Aaron wore number 5 as a rookie, but switched to 44 in his second season. I don't know why - no one else was wearing 5 in his second year. But he made 44 famous. It had mostly been a number for pitchers before him - as far as I can tell, the only everyday player of note who wore it before Aaron was Phil Cavaretta. After Aaron, Willie McCovey came up in 1959, and he wore 44 his entire career. And when Reggie Jackson went to the Yankees in 1977, he found his own number 9 was already being worn by a veteran All-Star (Graig Nettles.) So Jackson took the number worn by Aaron and McCovey and promptly put on the greatest exhibition of post-season slugging anyone had ever seen. Ever since, 44 has been a number of choice for genuine sluggers and wannabe sluggers as well, from Adam Dunn to Richie Sexson to Rowdy Tellez. The most notable man wearing it these days, now that Paul Goldschmidt has given it up (I don't know why),  would be Anthony Rizzo of the Cubs.

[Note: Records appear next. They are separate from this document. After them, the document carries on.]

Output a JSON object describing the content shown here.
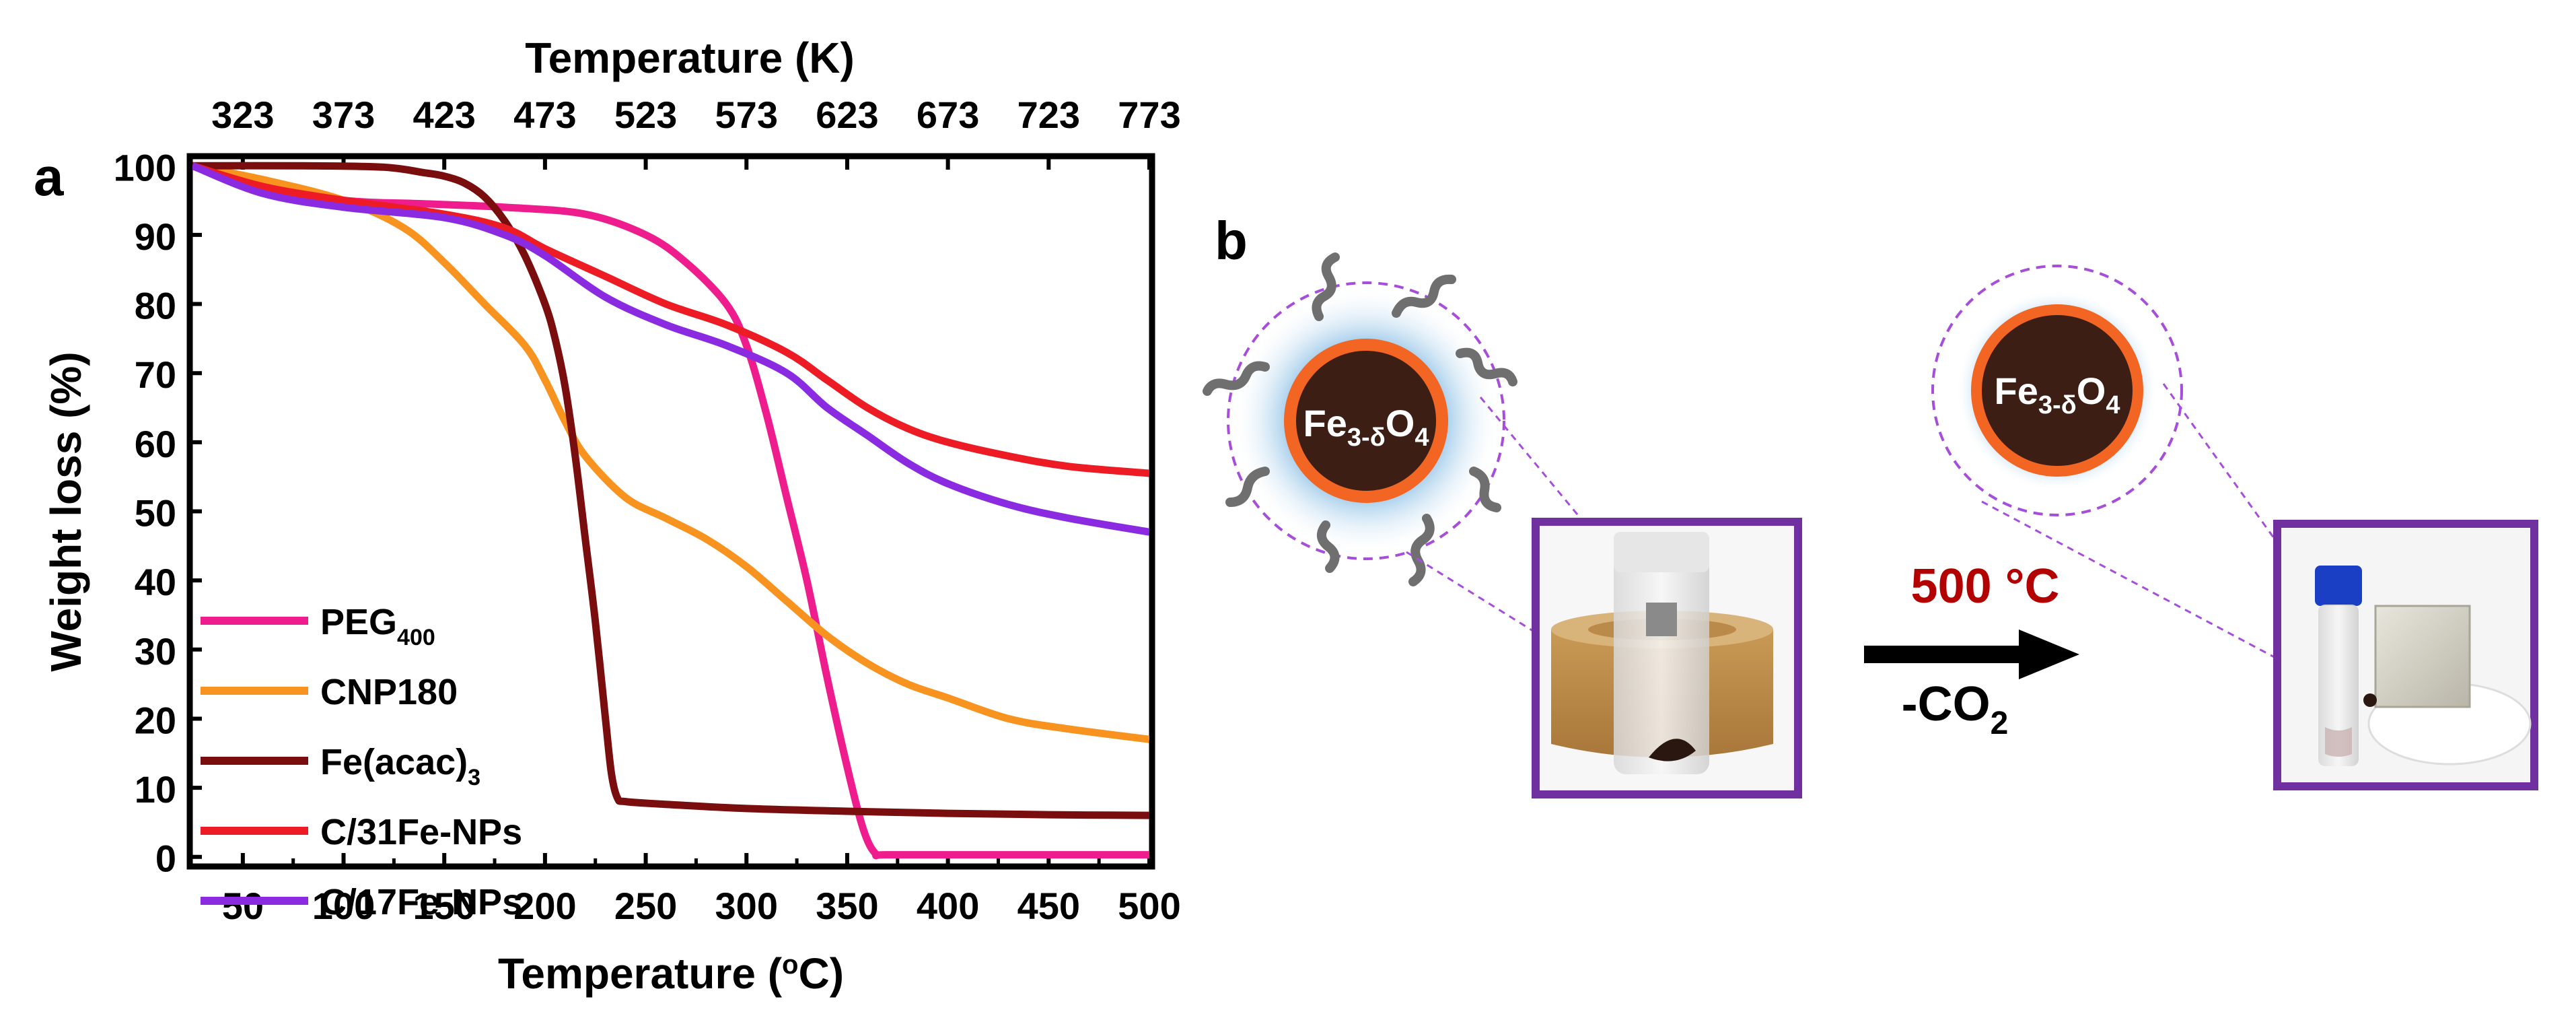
{
  "panel_a_label": "a",
  "panel_b_label": "b",
  "chart_data": {
    "type": "line",
    "title": "",
    "xlabel_bottom": "Temperature (°C)",
    "xlabel_top": "Temperature (K)",
    "ylabel": "Weight loss (%)",
    "xlim": [
      25,
      500
    ],
    "ylim": [
      -1,
      101
    ],
    "xticks": [
      50,
      100,
      150,
      200,
      250,
      300,
      350,
      400,
      450,
      500
    ],
    "xticks_top": [
      323,
      373,
      423,
      473,
      523,
      573,
      623,
      673,
      723,
      773
    ],
    "yticks": [
      0,
      10,
      20,
      30,
      40,
      50,
      60,
      70,
      80,
      90,
      100
    ],
    "legend_position": "bottom-left",
    "series": [
      {
        "name": "PEG400",
        "name_main": "PEG",
        "name_sub": "400",
        "color": "#ee1c8c",
        "x": [
          25,
          60,
          100,
          140,
          180,
          220,
          250,
          270,
          290,
          300,
          310,
          320,
          330,
          340,
          350,
          358,
          364,
          370,
          420,
          500
        ],
        "y": [
          100,
          97,
          95,
          94.5,
          94,
          93,
          90,
          86,
          80,
          74,
          64,
          52,
          40,
          26,
          13,
          4,
          0.5,
          0.3,
          0.3,
          0.3
        ]
      },
      {
        "name": "CNP180",
        "color": "#f7931e",
        "x": [
          25,
          60,
          100,
          130,
          150,
          170,
          190,
          200,
          210,
          220,
          240,
          260,
          280,
          300,
          320,
          340,
          360,
          380,
          400,
          430,
          460,
          500
        ],
        "y": [
          100,
          98,
          95,
          91,
          86,
          80,
          74,
          69,
          63,
          58,
          52,
          49,
          46,
          42,
          37,
          32,
          28,
          25,
          23,
          20,
          18.5,
          17
        ]
      },
      {
        "name": "Fe(acac)3",
        "name_main": "Fe(acac)",
        "name_sub": "3",
        "color": "#7a0d0d",
        "x": [
          25,
          80,
          120,
          140,
          150,
          160,
          170,
          180,
          190,
          200,
          205,
          210,
          215,
          220,
          225,
          230,
          233,
          236,
          240,
          260,
          300,
          350,
          400,
          450,
          500
        ],
        "y": [
          100,
          100,
          99.8,
          99,
          98.5,
          97.5,
          95.5,
          92,
          87,
          80,
          75,
          68,
          58,
          46,
          34,
          20,
          12,
          8.5,
          8,
          7.6,
          7,
          6.6,
          6.3,
          6.1,
          6
        ]
      },
      {
        "name": "C/31Fe-NPs",
        "color": "#ed1c24",
        "x": [
          25,
          60,
          100,
          150,
          180,
          200,
          230,
          260,
          290,
          320,
          340,
          360,
          380,
          400,
          430,
          460,
          500
        ],
        "y": [
          100,
          97,
          95,
          93,
          91,
          88,
          84,
          80,
          77,
          73,
          69,
          65,
          62,
          60,
          58,
          56.5,
          55.5
        ]
      },
      {
        "name": "C/17Fe-NPs",
        "color": "#8a2be2",
        "x": [
          25,
          60,
          100,
          150,
          180,
          200,
          230,
          260,
          290,
          320,
          340,
          360,
          380,
          400,
          430,
          460,
          500
        ],
        "y": [
          100,
          96,
          94,
          92.5,
          90,
          87,
          81,
          77,
          74,
          70,
          65,
          61,
          57,
          54,
          51,
          49,
          47
        ]
      }
    ]
  },
  "panel_b": {
    "particle_label_main": "Fe",
    "particle_label_sub": "3-δ",
    "particle_label_o": "O",
    "particle_label_sub2": "4",
    "arrow_top": "500 °C",
    "arrow_bottom_main": "-CO",
    "arrow_bottom_sub": "2",
    "colors": {
      "core": "#3c1e14",
      "shell": "#f26522",
      "halo": "#9cc8e6",
      "frame": "#7030a0",
      "dashed": "#a64ddc",
      "temperature_text": "#b30000",
      "ligand": "#6f6f6f"
    }
  }
}
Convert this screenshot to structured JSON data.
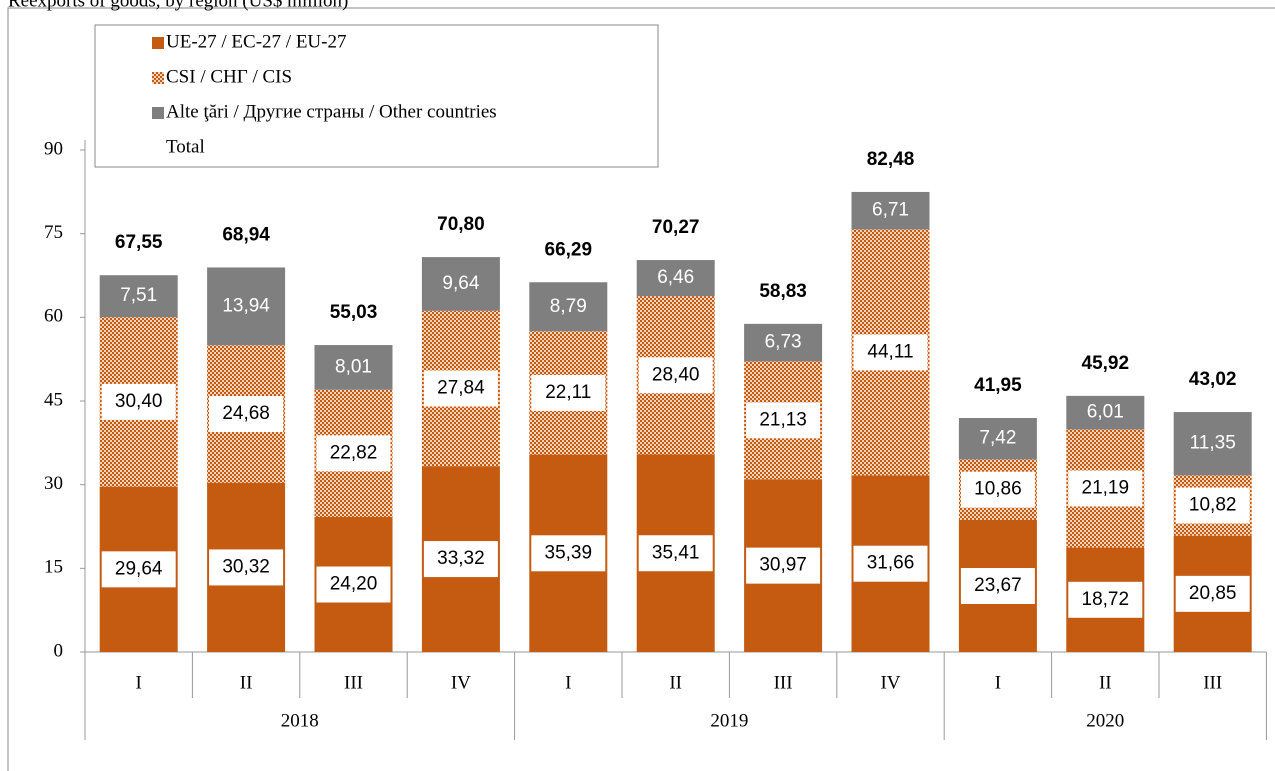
{
  "chart_data": {
    "type": "stacked-bar",
    "title": "Reexports of goods, by region (US$ million)",
    "groups": [
      {
        "label": "2018",
        "categories": [
          "I",
          "II",
          "III",
          "IV"
        ]
      },
      {
        "label": "2019",
        "categories": [
          "I",
          "II",
          "III",
          "IV"
        ]
      },
      {
        "label": "2020",
        "categories": [
          "I",
          "II",
          "III"
        ]
      }
    ],
    "series": [
      {
        "name": "UE-27 / ЕС-27 / EU-27",
        "color": "#c55a11",
        "pattern": "solid",
        "values": [
          29.64,
          30.32,
          24.2,
          33.32,
          35.39,
          35.41,
          30.97,
          31.66,
          23.67,
          18.72,
          20.85
        ],
        "value_labels": [
          "29,64",
          "30,32",
          "24,20",
          "33,32",
          "35,39",
          "35,41",
          "30,97",
          "31,66",
          "23,67",
          "18,72",
          "20,85"
        ]
      },
      {
        "name": "CSI / СНГ / CIS",
        "color": "#c55a11",
        "pattern": "dots",
        "values": [
          30.4,
          24.68,
          22.82,
          27.84,
          22.11,
          28.4,
          21.13,
          44.11,
          10.86,
          21.19,
          10.82
        ],
        "value_labels": [
          "30,40",
          "24,68",
          "22,82",
          "27,84",
          "22,11",
          "28,40",
          "21,13",
          "44,11",
          "10,86",
          "21,19",
          "10,82"
        ]
      },
      {
        "name": "Alte ţări / Другие страны / Other countries",
        "color": "#7f7f7f",
        "pattern": "solid",
        "values": [
          7.51,
          13.94,
          8.01,
          9.64,
          8.79,
          6.46,
          6.73,
          6.71,
          7.42,
          6.01,
          11.35
        ],
        "value_labels": [
          "7,51",
          "13,94",
          "8,01",
          "9,64",
          "8,79",
          "6,46",
          "6,73",
          "6,71",
          "7,42",
          "6,01",
          "11,35"
        ]
      },
      {
        "name": "Total",
        "role": "total",
        "values": [
          67.55,
          68.94,
          55.03,
          70.8,
          66.29,
          70.27,
          58.83,
          82.48,
          41.95,
          45.92,
          43.02
        ],
        "value_labels": [
          "67,55",
          "68,94",
          "55,03",
          "70,80",
          "66,29",
          "70,27",
          "58,83",
          "82,48",
          "41,95",
          "45,92",
          "43,02"
        ]
      }
    ],
    "ylim": [
      0,
      90
    ],
    "yticks": [
      0,
      15,
      30,
      45,
      60,
      75,
      90
    ],
    "grid": false,
    "legend": "top-left"
  }
}
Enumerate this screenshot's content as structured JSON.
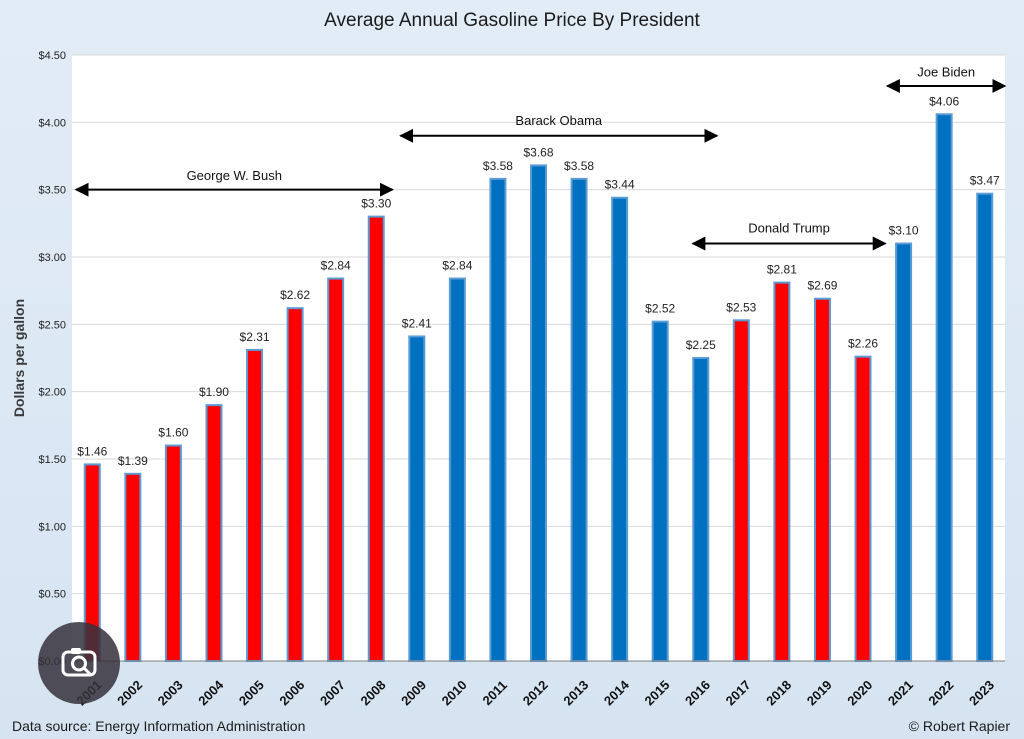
{
  "chart_data": {
    "type": "bar",
    "title": "Average Annual Gasoline Price By President",
    "xlabel": "",
    "ylabel": "Dollars per gallon",
    "ylim": [
      0,
      4.5
    ],
    "yticks": [
      "$0.00",
      "$0.50",
      "$1.00",
      "$1.50",
      "$2.00",
      "$2.50",
      "$3.00",
      "$3.50",
      "$4.00",
      "$4.50"
    ],
    "categories": [
      "2001",
      "2002",
      "2003",
      "2004",
      "2005",
      "2006",
      "2007",
      "2008",
      "2009",
      "2010",
      "2011",
      "2012",
      "2013",
      "2014",
      "2015",
      "2016",
      "2017",
      "2018",
      "2019",
      "2020",
      "2021",
      "2022",
      "2023"
    ],
    "values": [
      1.46,
      1.39,
      1.6,
      1.9,
      2.31,
      2.62,
      2.84,
      3.3,
      2.41,
      2.84,
      3.58,
      3.68,
      3.58,
      3.44,
      2.52,
      2.25,
      2.53,
      2.81,
      2.69,
      2.26,
      3.1,
      4.06,
      3.47
    ],
    "value_labels": [
      "$1.46",
      "$1.39",
      "$1.60",
      "$1.90",
      "$2.31",
      "$2.62",
      "$2.84",
      "$3.30",
      "$2.41",
      "$2.84",
      "$3.58",
      "$3.68",
      "$3.58",
      "$3.44",
      "$2.52",
      "$2.25",
      "$2.53",
      "$2.81",
      "$2.69",
      "$2.26",
      "$3.10",
      "$4.06",
      "$3.47"
    ],
    "party": [
      "R",
      "R",
      "R",
      "R",
      "R",
      "R",
      "R",
      "R",
      "D",
      "D",
      "D",
      "D",
      "D",
      "D",
      "D",
      "D",
      "R",
      "R",
      "R",
      "R",
      "D",
      "D",
      "D"
    ],
    "colors": {
      "R": "#ff0000",
      "D": "#0070c0",
      "outline": "#5b9bd5",
      "grid": "#d9d9d9",
      "plot_bg": "#ffffff"
    },
    "presidents": [
      {
        "name": "George W. Bush",
        "from": "2001",
        "to": "2008",
        "value": 3.5,
        "label_value": 3.6
      },
      {
        "name": "Barack Obama",
        "from": "2009",
        "to": "2016",
        "value": 3.9,
        "label_value": 4.01
      },
      {
        "name": "Donald Trump",
        "from": "2016",
        "to": "2020",
        "value": 3.1,
        "label_value": 3.21
      },
      {
        "name": "Joe Biden",
        "from": "2021",
        "to": "2023",
        "value": 4.27,
        "label_value": 4.37
      }
    ]
  },
  "footer": {
    "source": "Data source: Energy Information Administration",
    "credit": "© Robert Rapier"
  },
  "overlay": {
    "icon": "image-search-lens-icon"
  }
}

When Barry Bonds overtook his career HR mark, this is the message Aaron sent, displayed on the JumboTron in San Francisco.

I would like to offer my congratulations to Barry Bonds on becoming baseballís career home run leader. It is a great accomplishment which required skill, longevity, and determination. Throughout the past century, the home run has held a special place in baseball and I have been privileged to hold this record for 33 of those years. I move over now and offer my best wishes to Barry and his family on this historical achievement. My hope today, as it was on that April evening in 1974, is that the achievement of this record will inspire others to chase their own dreams.

He was a class act, for every one of his 86 years. It was our privilege to see him play.